1 Creating Spaces for Critical Literacy

DOI: 10.4324/9781315848624-2

Getting Beyond Prescriptive Curricula, the Mandated Curricula, and Core Standards

Although my students and I negotiated a critical literacy curriculum, which is described in detail in Chapter 2, we were not free from curricular mandates and the threat of standardized testing. Our school board dictated specific programs to follow (Fig. 1.1). As the classroom teacher, I made sure that I understood what was expected of me through the mandated curriculum in order to more readily map the work we were doing, our lived curriculum, against what was expected of us. Doing this made it much easier for me to articulate to parents, colleagues, and administrators the ways in which our negotiated curriculum surpassed the required curriculum (Fig. 1.2). I did this as a way of creating as much space as I could to engage in the literacy work that I felt would offer my students more opportunities for participating in the world by contributing to social change and that would give them access to more powerful literacies—that is, literacies that could make a difference in their lives, allowing them to participate differently in the world, for example, as young people, females, or underrepresented minorities.
FIG. 1.1. Sample Mandated Curriculum.
FIG. 1.2. A Chart Representing One Part of the Mandated Curriculum and a Sampling of What Was Covered Through Our Negotiated Curriculum.
Critical literacy, however, is not new, and there are growing accounts of teachers engaging in this practice. For example, Jenny O’Brien (1994) developed a unit of study around Mother’s Day cards and flyers that she framed from a critical literacy perspective. Some of the things she had her students do included drawing and labeling six presents for mothers you expect to see in Mother’s Day catalogs, drawing and labeling some presents you wouldn’t expect to see in Mother’s Day catalogs, or discussing what groups of people get the most out of Mother’s Day. O’Brien’s work offered the children an opportunity to consider a gendered cultural event, that is, an event that portrays mothers as being a certain way. The children then explored how these portrayals are connected to marketing and advertising, that is, how these portrayals lead to the selling of certain products associated with Mother’s Day. This is the kind of activity that would give children tools to participate differently as consumers.
Another example is Maras and Brummett’s (1995) study of the presidential elections. In Maras’ classroom one year, they initiated what they thought would be a generative unit of study on life cycles. However, it was a presidential election year, and so the presidential elections lay foremost in the children’s minds. As a result, the class engaged in a conversation through which a vote was organized regarding whether to return to the life-cycle agenda or to take on the presidential elections as an inquiry project. The vote was apparently one short of unanimous in favor of dropping the life-cycle study. As part of their inquiry into the elections, the children engaged in research both at home and at school.
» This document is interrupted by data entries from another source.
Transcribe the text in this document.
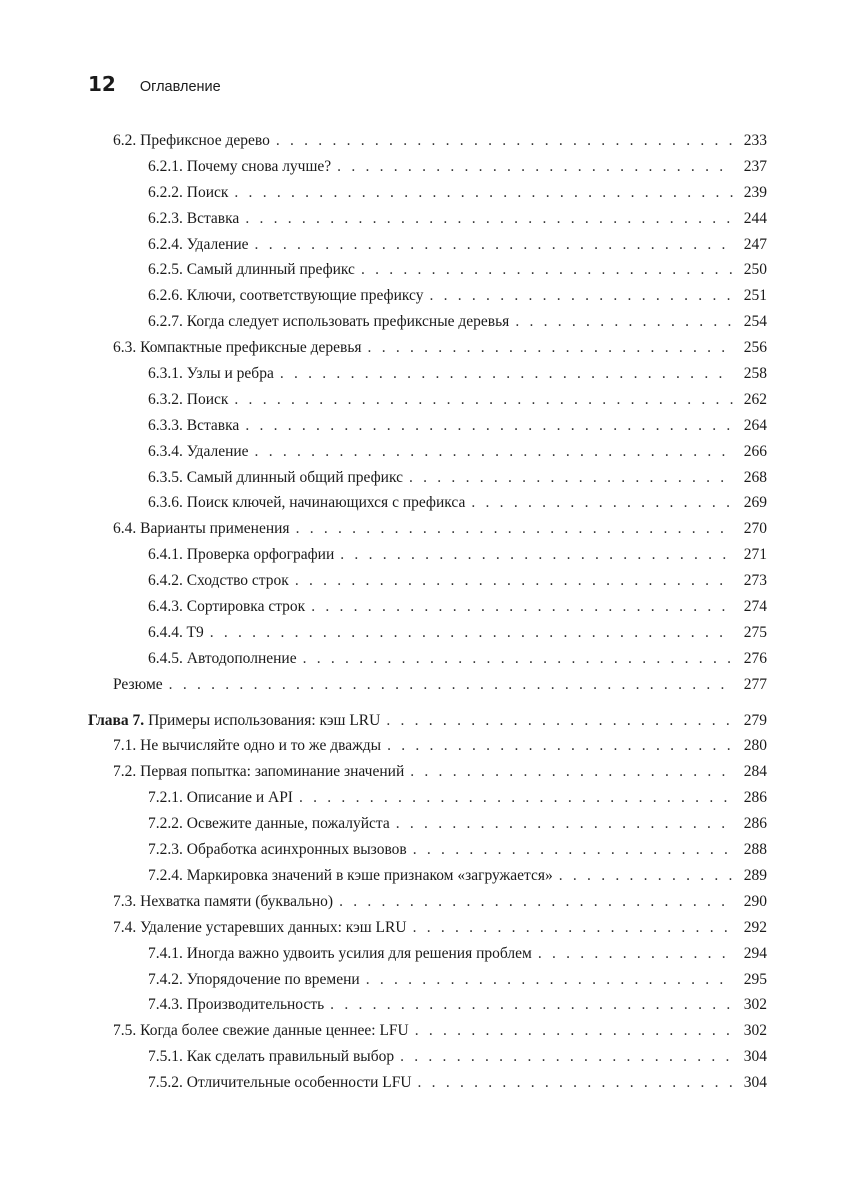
12 Оглавление
6.2. Префиксное дерево . . .	233
6.2.1. Почему снова лучше? . . .	237
6.2.2. Поиск . . .	239
6.2.3. Вставка . . .	244
6.2.4. Удаление . . .	247
6.2.5. Самый длинный префикс . . .	250
6.2.6. Ключи, соответствующие префиксу . . .	251
6.2.7. Когда следует использовать префиксные деревья . . .	254
6.3. Компактные префиксные деревья . . .	256
6.3.1. Узлы и ребра . . .	258
6.3.2. Поиск . . .	262
6.3.3. Вставка . . .	264
6.3.4. Удаление . . .	266
6.3.5. Самый длинный общий префикс . . .	268
6.3.6. Поиск ключей, начинающихся с префикса . . .	269
6.4. Варианты применения . . .	270
6.4.1. Проверка орфографии . . .	271
6.4.2. Сходство строк . . .	273
6.4.3. Сортировка строк . . .	274
6.4.4. T9 . . .	275
6.4.5. Автодополнение . . .	276
Резюме . . .	277
Глава 7. Примеры использования: кэш LRU . . .	279
7.1. Не вычисляйте одно и то же дважды . . .	280
7.2. Первая попытка: запоминание значений . . .	284
7.2.1. Описание и API . . .	286
7.2.2. Освежите данные, пожалуйста . . .	286
7.2.3. Обработка асинхронных вызовов . . .	288
7.2.4. Маркировка значений в кэше признаком «загружается» . . .	289
7.3. Нехватка памяти (буквально) . . .	290
7.4. Удаление устаревших данных: кэш LRU . . .	292
7.4.1. Иногда важно удвоить усилия для решения проблем . . .	294
7.4.2. Упорядочение по времени . . .	295
7.4.3. Производительность . . .	302
7.5. Когда более свежие данные ценнее: LFU . . .	302
7.5.1. Как сделать правильный выбор . . .	304
7.5.2. Отличительные особенности LFU . . .	304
After dividing themselves into three campaign committees, for each of the presidential candidates—George Bush, Bill Clinton, and Ross Perot—the children read and discussed the newspaper and the news with their families at home. In school, they also discussed magazine articles and newspaper articles regarding the elections. This inquiry became the springboard for Maras and Brummett to build a unit of study framed from a critical literacy perspective. This newfound curriculum was no longer based on predetermined, prepackaged units of study but on the things that mattered to the children. Maras and Brummett contributed to writings on critical literacy by offering an example of how to draw from the issues central to the children’s lives. They wrote about their experience with the presidential election project in Cordeiro’s (1995) Endless Possibilities.
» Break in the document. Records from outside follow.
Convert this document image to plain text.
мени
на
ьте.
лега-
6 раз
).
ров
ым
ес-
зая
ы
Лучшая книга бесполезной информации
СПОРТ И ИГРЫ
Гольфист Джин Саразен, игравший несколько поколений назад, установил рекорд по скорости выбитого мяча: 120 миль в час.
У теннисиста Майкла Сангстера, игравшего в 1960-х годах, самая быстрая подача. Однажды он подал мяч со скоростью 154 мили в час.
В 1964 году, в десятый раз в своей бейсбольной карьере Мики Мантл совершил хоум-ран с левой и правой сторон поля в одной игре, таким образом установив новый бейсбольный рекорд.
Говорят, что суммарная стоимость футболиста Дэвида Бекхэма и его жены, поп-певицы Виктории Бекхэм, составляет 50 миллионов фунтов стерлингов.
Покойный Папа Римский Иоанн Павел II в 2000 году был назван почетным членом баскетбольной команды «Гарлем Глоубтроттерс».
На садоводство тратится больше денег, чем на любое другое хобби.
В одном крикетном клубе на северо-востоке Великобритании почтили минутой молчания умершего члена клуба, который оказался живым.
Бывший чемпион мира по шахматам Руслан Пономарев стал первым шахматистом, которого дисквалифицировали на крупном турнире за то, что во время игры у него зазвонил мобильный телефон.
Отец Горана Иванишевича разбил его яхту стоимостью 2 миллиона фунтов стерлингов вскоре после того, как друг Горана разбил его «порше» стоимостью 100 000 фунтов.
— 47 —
Critical Literacy as Pleasurable Work

My experience in working with teachers who attempt to engage in critical literacy shows me that, in many cases, social issues are treated as variables to be added to the existing curriculum. This is done rather than using the issues to build curriculum because these issues are associated with cynicism and unpleasurable work. However, critical literacy does not necessarily involve taking a negative stance; rather, it means looking at an issue or topic in different ways, analyzing it, asking questions such as those shared in the introduction chapter, and hopefully being able to suggest possibilities for change or improvement. Often issues of social justice and equity seem to be looked upon as heavy-handed issues. The conversations that we had and the actions we took, although often serious, were very pleasurable. We enjoyed our work because the topics that we dealt with were socially significant to us. As you read on, I believe this will become more and more evident, especially when you meet the children, read what they have to say, and become familiar with some of the life work they accomplished.
In my experience, the extent to which I was able to negotiate spaces to engage in critical literacy practices was related to the extent to which I had understood possibilities for engaging in critical literacies. The understanding or conceptualization that I am referring to is not about beliefs held in my head. The conceptualization I am referring to has to do with the extent to which I was able to act on my beliefs—in essence, to “do critical literacy theory.” As my conceptualization of critical literacies changed, I was able to create different spaces for it in the curriculum, which led to further opportunities to deepen my understanding. These opportunities, in turn, led to the creation of even more curricular spaces. The relationship between conceptualization and negotiating spaces is therefore a recursive process (Fig. 1.3).
Deepening my conceptual understanding happened in a number of ways—engaging with critical literacy texts, hearing about others’ attempts to engage in critical literacy practice, and working on critical literacy practices in my classroom or other local sites. Although this is true for me, your experiences may look very different. What I intend to do here is simply to give you an overview of the process through which my conceptualization of critical literacy developed. As reader, you will need to find strategies and supports that work best for you.
FIG. 1.3. The Recursive Process of Conceptualization and Negotiating Curricular Spaces.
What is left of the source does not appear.